After a horrendous finish to the 2011 season, the Boston Red Sox had some decisions to make. They were nearing the luxury tax threshold, and exercising the third-year option of his contract meant adding $7.6 million to their payroll. Doing this was immediately regretted, and the team traded the 36-year-old Venezuelan shortstop to the Colorado Rockies for pennies on the dollar as a salary dump. Little did they know that eight months later, following a mid-season trade, Scutaro would be holding the NLCS MVP trophy in San Francisco after leading his team to the World Series.

The shortstop put up modest numbers with the Rockies this season, hitting .271 with a .321 on-base percentage in 95 games. He was among the top contact hitters in the game, striking out only 35 times in 377 at-bats, and was sought after prior to the trade deadline. With Colorado out of contention, the front office put Scutaro on the block and assured him he would be moved to a contender. That team, on July 28th, was the Giants. And since, he has done everything but literally knock the cover off the ball.
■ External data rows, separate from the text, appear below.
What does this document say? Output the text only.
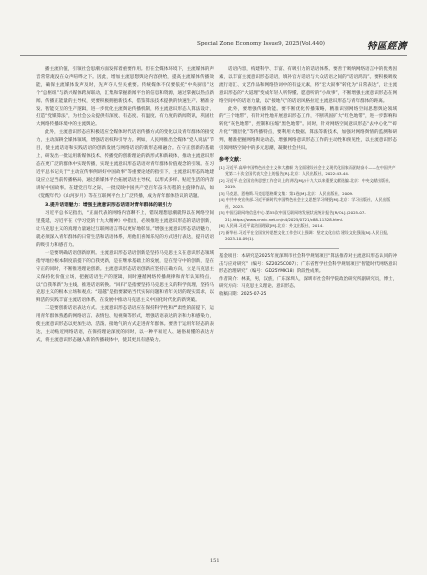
Special Zone Economy Issue9, 2025(Vol.440)	特區經濟

播主流价值，引领社会思潮方面发挥着重要作用。但在全媒体环境下，主流媒体的声音常常淹没在众声喧哗之下。因此，增加主流思想舆论内容供给，提高主流媒体传播效能，确保主流媒体发声及时，先声夺人至关重要。传统媒体不仅要依托“中央厨房”这个“总枢纽”与新兴媒体跨屏联动，汇集和掌握新闻平台的信息和资源，通过掌握以热点新闻、传播正能量的主导权，更要积极拥抱新技术，借鉴算法技术提供的快速生产、精准分发、智能交互的生产逻辑，进一步优化主流舆论传播机制，将主流意识形态人算法设计，打造“党媒算法”，为社会公众提供有深度、有态度、有温度、有力度的新闻资讯，巩固壮大网络传播环境中的主流舆论。

此外，主流意识形态应积极适应全媒体时代话语传播方式的变化以及青年群体的接受力，主动深耕全媒体领域，增强话语权和引导力。例如，人民网推出全媒体“党人说法”节目，使主流话语和实践话语的创新发展与网络话语的新形态相融合。在守正创新的基础上，研发出一批运用新媒体技术、传播党的创新理论的新形式和新载体，推动主流意识形态在更广泛的群体中实现传播，实现主流意识形态话语对青年群体价值观念的引领。在习近平总书记关于“主动宣传事例讲好中国故事”等重要论述的指引下，主流意识形态阵地建设应立足当前传播格局，通过新媒体平台拓展话语主导权，以形式多样、贴近生活的内容讲好中国故事。在建党百年之际，一批反映中国共产党百年奋斗历程的主旋律作品，如《觉醒年代》《山河岁月》等在互联网平台上广泛传播，成为青年群体热议的话题。

3.提升话语魅力：增强主流意识形态话语对青年群体的吸引力

习近平总书记指出，“正面代表的网络内容聊不上，错误理想思潮就得以在网络空间里蔓延，习近平在《学习党的十九大精神》中指出，必须推进主流意识形态的话语创新，让马克思主义的真理力量通过互联网语言得以更好地彰显。”增强主流意识形态话语魅力，就必须深入青年群体的日常生活和话语体系，用他们喜闻乐见的方式进行表达，提升话语的吸引力和感召力。

一是要明确话语创新原则。主流意识形态话语创新是坚持马克思主义在意识形态领域指导地位根本制度前提下的自我更新，是在继承基础上的发展，是在坚守中的创新，是在守正的同时，不断推进理论创新。主流意识形态话语创新应坚持正确方向，立足马克思主义保持化价值立场，把握话语生产的逻辑，同时遵循网络传播规律和青年认知特点，以“自我革新”为主线，推进话语转换。“回归”是指要坚持马克思主义的科学真理，坚持马克思主义的根本立场和观点；“超越”是指要紧贴当代实际问题和青年关切的现实需求，以鲜活的实践丰富主流话语体系，在发展中推动马克思主义中国化时代化的新突破。

二是要创新话语表达方式。主流意识形态话语应在保持科学性和严肃性的前提下，运用青年群体熟悉的网络语言、表情包、短视频等形式，增强话语表达的亲和力和感染力，使主流意识形态以更加生动、活泼、接地气的方式走进青年群体。要善于运用年轻态的表达，主动贴近网络话语，在保持理论深度的同时，以一种平易近人、通俗易懂的表达方式，将主流意识形态融入新的传播载体中，使其更具有感染力。

话语内容，构建科学、丰富、有吸引力的话语体系。要善于吸纳网络语言中的优秀因素，以丰富主流意识形态话语，填补官方话语与大众话语之间的“话语鸿沟”。要积极吸收流行语汇、文艺作品和网络热词中的有益元素，将“宏大叙事”转化为“日常表达”，让主流意识形态的“大道理”变成年轻人听得懂、愿意听的“小故事”，不断增强主流意识形态在网络空间中的话语力量，以“接地气”的话语风格拉近主流意识形态与青年群体的距离。

此外，要增强传播效能。要不断优化传播策略，精准识别网络空间思想舆论领域的“三个地带”，有针对性地开展意识形态工作，不断巩固扩大“红色地带”，进一步影响和转化“灰色地带”，控制和压缩“黑色地带”。同时，针对网络空间意识形态“去中心化”“碎片化”“圈层化”等传播特点，要利用大数据、算法等新技术，加强对网络舆情的监测和研判，精准把握网络舆论动态，增强网络意识形态工作的主动性和预见性，以主流意识形态引领网络空间中的多元思潮，凝聚社会共识。

参考文献：

[1] 习近平.高举中国特色社会主义伟大旗帜 为全面建设社会主义现代化国家而团结奋斗——在中国共产党第二十次全国代表大会上的报告[R].北京：人民出版社，2022:43-44.

[2] 习近平.在全国宣传思想工作会议上的讲话[M]//十九大以来重要文献选编.北京：中央文献出版社，2019.

[3] 马克思，恩格斯.马克思恩格斯文集：第1卷[M].北京：人民出版社，2009.

[4] 中共中央宣传部.习近平新时代中国特色社会主义思想学习纲要[M].北京：学习出版社，人民出版社，2023.

[5] 中国互联网络信息中心.第55次中国互联网络发展状况统计报告[R/OL].(2025-07-21).https://www.cnnic.net.cn/n4/2025/0721/c88-11328.html.

[6] 人民网.习近平谈治国理政[M].北京：外文出版社，2014.

[7] 新华社.习近平在全国宣传思想文化工作会议上强调：坚定文化自信 建设文化强国[N].人民日报，2023-10-09(1).

基金项目：本研究是2025年度深圳市社会科学规划项目“算法推荐对主流意识形态认同的冲击与应对研究”（编号：SZ2025C007）；广东省哲学社会科学规划项目“智能时代网络意识形态治理研究”（编号：GD25YMK18）阶段性成果。

作者简介：林某，男，汉族，广东深圳人，深圳市社会科学院政治研究所副研究员，博士，研究方向：马克思主义理论、意识形态。

收稿日期：2025-07-25

151
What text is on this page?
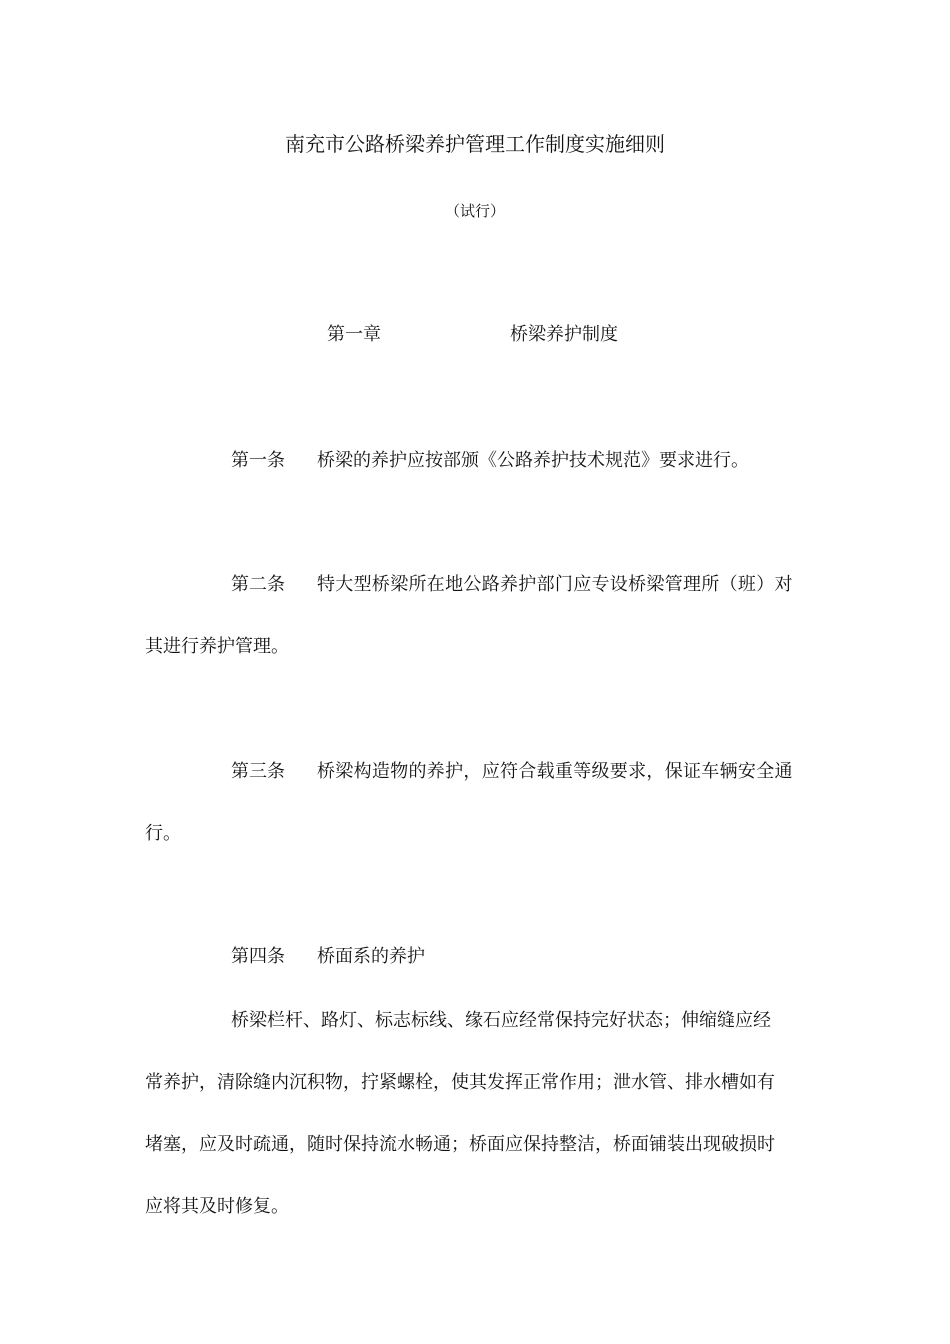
南充市公路桥梁养护管理工作制度实施细则
（试行）
第一章	桥梁养护制度
第一条 桥梁的养护应按部颁《公路养护技术规范》要求进行。
第二条 特大型桥梁所在地公路养护部门应专设桥梁管理所（班）对
其进行养护管理。
第三条 桥梁构造物的养护，应符合载重等级要求，保证车辆安全通
行。
第四条 桥面系的养护
桥梁栏杆、路灯、标志标线、缘石应经常保持完好状态；伸缩缝应经
常养护，清除缝内沉积物，拧紧螺栓，使其发挥正常作用；泄水管、排水槽如有
堵塞，应及时疏通，随时保持流水畅通；桥面应保持整洁，桥面铺装出现破损时
应将其及时修复。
San Francisco needed infield help, and Scutaro could be had for cheap. They got more than they could have asked for–production that probably even surprised the veteran. Over the final two months of the season for the Giants, he hit an incredible .362 with a .383 on base percentage. He had 88 hits in 61 games, drove in 44 runs, scored 40 times, and only struck out 14 times. With his eighth organization and seventh major league team in 10 years, he was on a mission, striving to be part of his first championship team.

“It’s why you play the game,” Giants manager Bruce Bochy said to the Boston Globe. “We have a few guys who have played their whole career to play in the World Series, and it’s pretty nice because of how hungry they are to be here.”